Allah meridhai kalian bila kalian hanya menyembah Allah semata dan tidak
mempersekutukannya serta berpegang teguh pada tali (agama) Allah seluruhnya dan
janganlah kalian berpecah belah. Dan Allah membenci kalian bila kalian suka
qila wa qala (berkata tanpa berdasar), banyak bertanya (yang tidak berfaedah)
serta menyia-nyiakan harta” [1]
Diriwayatkan
dari Abu Hurairah Radhiyallahu ‘anhu bahwa Nabi Shallallahu ‘alaihi wa sallam
bersabda.
كُتِبَ عَلَى ابْنِ آدَمَ
نَصِيْبُهُ مِنَ الزِّنَا، مُدْرِكُ ذَلِكَ لاَمَحَااَةَ، فَالْعَيْنَانِ زِيْنَا
هُمَا النَّظَرُ، وَاْلأُذُنَانِ زِيْنَا هُمَا الاسْتِمَاعُ، وَاللِّسَانُ
زِيْنَاهُ الْكَلاَمُ، وَالْيَدُ زِيْنِاهَا الْبَطْشُ، وَالرِّجْلُ زِيْنَاهَا
الْخُطَا، وَالْقَلْبُ يَهْوِى وَيَتَمَنَّى، وَيُصَدِّقُ ذَلِكَ الْفَرْجُ
وَيُكَذِّ بُهُ
“Setiap
anak Adam telah mendapatkan bagian zina yang tidak akan bisa dielakkannya. Zina
pada mata adalah melihat. Zina pada telinga adalah mendengar. Zina lidah adalah
berucap kata. Zina tangan adalah meraba. Zina kaki adalah melangkah. (Dalam hal
ini), hati yang mempunyai keinginan angan-angan, dan kemaluanlah yang
membuktikan semua itu atau mengurungkannya” [2]
Diriwayatkan
oleh Bukhari dalam kitab Shahihnya hadits no.10 dari Abdullah bin Umar
Radhiyallahu ‘anhu bahwa Nabi Shallallahu ‘alaihi wa sallam bersabda.
الْمُسْلِمُ مَنْ سَلِمَ
الْمُسْلِمُونَ مِنْ لِسَانِهِ وَيَدِهِ
“Seorang
muslim adalah seseorang yang orang muslim lainnya selamat dari ganguan lisan
dan tangannya”
Hadits di
atas juga diriwayatkan oleh Muslim no.64 dengan lafaz.

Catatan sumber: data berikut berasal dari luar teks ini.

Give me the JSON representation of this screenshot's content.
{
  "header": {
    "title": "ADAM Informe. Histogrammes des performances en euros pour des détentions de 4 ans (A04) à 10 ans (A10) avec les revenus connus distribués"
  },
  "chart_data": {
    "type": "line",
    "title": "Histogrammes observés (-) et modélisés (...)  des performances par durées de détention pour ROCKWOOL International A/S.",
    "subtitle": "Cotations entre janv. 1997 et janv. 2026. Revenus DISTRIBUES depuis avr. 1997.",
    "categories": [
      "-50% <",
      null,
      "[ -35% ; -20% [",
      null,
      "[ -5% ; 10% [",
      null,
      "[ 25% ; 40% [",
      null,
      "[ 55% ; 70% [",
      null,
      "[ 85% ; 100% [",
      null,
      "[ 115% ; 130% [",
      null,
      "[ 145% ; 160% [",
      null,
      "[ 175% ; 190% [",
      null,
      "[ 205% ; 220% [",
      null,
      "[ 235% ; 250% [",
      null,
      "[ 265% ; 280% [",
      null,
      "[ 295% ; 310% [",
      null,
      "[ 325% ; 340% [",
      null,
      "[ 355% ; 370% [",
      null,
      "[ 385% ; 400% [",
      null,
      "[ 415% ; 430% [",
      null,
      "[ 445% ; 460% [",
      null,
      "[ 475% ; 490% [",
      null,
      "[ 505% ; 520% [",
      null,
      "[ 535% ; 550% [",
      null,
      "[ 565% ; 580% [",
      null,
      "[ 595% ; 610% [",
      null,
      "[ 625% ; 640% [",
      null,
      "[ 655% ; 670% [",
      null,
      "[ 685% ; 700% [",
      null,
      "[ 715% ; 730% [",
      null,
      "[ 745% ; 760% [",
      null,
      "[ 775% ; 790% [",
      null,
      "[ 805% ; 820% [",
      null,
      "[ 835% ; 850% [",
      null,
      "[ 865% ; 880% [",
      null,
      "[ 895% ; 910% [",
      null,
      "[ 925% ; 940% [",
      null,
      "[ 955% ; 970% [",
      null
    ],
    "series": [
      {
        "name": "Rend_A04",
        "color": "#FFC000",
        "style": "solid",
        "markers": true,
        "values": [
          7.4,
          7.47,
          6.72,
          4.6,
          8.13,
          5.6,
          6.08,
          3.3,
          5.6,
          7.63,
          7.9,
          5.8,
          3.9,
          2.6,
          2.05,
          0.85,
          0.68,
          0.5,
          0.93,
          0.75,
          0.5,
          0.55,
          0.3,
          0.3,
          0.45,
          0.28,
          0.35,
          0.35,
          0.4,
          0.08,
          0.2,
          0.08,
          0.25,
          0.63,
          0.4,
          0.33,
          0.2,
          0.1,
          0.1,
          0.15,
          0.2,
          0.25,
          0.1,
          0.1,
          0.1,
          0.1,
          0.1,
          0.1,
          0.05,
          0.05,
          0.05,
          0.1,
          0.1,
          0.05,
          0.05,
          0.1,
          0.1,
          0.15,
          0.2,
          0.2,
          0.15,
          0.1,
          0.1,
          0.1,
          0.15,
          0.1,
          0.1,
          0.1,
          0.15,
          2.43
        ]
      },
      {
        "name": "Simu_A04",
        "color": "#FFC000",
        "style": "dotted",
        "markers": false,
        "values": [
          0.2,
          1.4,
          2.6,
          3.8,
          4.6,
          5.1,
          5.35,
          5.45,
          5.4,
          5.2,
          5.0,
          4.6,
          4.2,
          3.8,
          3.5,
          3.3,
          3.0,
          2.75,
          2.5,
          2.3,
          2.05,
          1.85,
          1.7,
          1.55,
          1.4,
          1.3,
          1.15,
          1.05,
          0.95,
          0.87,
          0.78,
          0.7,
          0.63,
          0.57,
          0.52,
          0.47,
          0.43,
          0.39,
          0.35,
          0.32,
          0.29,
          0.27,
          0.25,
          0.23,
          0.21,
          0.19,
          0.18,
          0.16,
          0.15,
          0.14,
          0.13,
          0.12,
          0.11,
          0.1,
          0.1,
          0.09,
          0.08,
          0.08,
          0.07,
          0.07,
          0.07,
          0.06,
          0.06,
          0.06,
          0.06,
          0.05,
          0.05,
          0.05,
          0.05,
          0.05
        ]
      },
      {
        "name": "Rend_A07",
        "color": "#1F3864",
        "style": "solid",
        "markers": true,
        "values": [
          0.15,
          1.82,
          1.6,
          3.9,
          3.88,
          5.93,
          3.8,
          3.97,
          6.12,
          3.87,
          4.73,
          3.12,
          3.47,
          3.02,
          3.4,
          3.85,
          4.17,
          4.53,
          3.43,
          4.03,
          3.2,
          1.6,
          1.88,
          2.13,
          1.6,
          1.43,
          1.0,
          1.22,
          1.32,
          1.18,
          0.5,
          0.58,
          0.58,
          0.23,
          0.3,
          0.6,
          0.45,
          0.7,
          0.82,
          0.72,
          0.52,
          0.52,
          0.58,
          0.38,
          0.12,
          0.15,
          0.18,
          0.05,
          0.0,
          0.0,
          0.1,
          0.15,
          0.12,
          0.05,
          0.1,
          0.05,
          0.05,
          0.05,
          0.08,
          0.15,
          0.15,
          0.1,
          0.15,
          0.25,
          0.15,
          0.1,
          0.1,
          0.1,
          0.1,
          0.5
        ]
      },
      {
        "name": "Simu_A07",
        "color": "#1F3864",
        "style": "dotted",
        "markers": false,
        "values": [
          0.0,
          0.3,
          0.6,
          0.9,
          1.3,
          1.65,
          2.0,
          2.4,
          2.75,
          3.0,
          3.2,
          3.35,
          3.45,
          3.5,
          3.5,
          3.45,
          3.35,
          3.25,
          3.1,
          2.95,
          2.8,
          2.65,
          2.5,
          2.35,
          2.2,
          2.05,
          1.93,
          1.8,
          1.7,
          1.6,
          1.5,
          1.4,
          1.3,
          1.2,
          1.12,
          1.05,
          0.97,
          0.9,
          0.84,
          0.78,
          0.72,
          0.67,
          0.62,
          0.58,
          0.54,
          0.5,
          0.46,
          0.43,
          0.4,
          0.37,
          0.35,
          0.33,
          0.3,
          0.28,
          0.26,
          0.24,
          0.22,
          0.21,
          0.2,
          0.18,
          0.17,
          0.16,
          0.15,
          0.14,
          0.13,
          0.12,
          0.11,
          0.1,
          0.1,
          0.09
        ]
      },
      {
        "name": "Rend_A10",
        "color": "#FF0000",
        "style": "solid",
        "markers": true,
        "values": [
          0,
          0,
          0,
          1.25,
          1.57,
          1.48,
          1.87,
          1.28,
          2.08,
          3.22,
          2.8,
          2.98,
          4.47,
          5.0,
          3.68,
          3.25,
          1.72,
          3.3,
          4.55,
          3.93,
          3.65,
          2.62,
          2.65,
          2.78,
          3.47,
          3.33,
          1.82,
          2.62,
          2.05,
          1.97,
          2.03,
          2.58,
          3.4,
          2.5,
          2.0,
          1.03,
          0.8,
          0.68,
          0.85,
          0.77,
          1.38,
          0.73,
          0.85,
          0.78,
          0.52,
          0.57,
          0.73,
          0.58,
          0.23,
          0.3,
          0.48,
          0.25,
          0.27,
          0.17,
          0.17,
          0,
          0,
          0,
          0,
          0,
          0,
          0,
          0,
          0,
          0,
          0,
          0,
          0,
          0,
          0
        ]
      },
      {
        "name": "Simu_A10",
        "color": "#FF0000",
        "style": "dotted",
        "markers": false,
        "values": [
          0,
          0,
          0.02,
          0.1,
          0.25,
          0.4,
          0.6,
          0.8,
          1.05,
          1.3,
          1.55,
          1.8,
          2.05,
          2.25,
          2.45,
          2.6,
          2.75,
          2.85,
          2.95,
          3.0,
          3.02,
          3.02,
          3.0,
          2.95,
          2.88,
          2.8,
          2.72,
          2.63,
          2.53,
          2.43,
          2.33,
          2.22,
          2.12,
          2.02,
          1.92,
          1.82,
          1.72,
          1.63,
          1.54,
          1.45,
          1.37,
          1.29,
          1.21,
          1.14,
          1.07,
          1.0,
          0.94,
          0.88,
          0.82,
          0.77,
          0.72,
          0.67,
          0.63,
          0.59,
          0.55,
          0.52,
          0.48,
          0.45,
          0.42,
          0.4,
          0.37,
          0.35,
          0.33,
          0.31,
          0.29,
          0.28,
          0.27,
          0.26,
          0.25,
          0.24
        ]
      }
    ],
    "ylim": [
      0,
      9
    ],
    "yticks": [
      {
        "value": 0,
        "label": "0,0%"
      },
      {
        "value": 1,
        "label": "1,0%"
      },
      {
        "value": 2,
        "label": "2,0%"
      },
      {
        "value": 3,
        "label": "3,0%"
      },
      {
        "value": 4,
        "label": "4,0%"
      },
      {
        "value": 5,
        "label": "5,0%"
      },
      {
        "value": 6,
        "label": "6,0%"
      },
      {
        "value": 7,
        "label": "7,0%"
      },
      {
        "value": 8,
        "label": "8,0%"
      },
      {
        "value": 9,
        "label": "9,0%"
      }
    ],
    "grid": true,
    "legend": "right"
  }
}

إِنَّ رَجُلاً سَأَلَ رَسُولَ
اللَّهِ صَلَّى اللَّهُ عَلَيْهِ وَسَلَّمَ أَيِّ الْمُسْلِمِيْنَ خَيْرً قَالَ
مَنْ سَلِمَ الْمُسْلِمُونَ مِنْ لِسَانِهِ وَيَدِهِ
“Ada
seorang laki-laki yang bertanya kepada Rasulullah Shallallahu ‘alaihi wa
sallam, “Siapakah orang muslim yang paling baik ?’Beliau menjawab, “Seseorang
yang orang-orang muslim yang lain selamat dari gangguan lisan dan tangannya”.
Hadits
diatas juga diriwayatkan oleh Muslim dari Jabir hadits no. 65 dengan lafaz
seperti yang diriwayatkan oleh Bukhari dari Abdullah bin Umar.
Al-Hafizh
(Ibnu Hajar Al-Asqalani) menjelaskan hadits tersebut. Beliau berkata, “Hadits
ini bersifat umum bila dinisbatkan kepada lisan. Hal itu karena lisan
memungkinkan berbicara tentang apa yang telah lalu, yang sedang terjadi
sekarang dan juga yang akan terjadi saat mendatang. Berbeda dengan tangan.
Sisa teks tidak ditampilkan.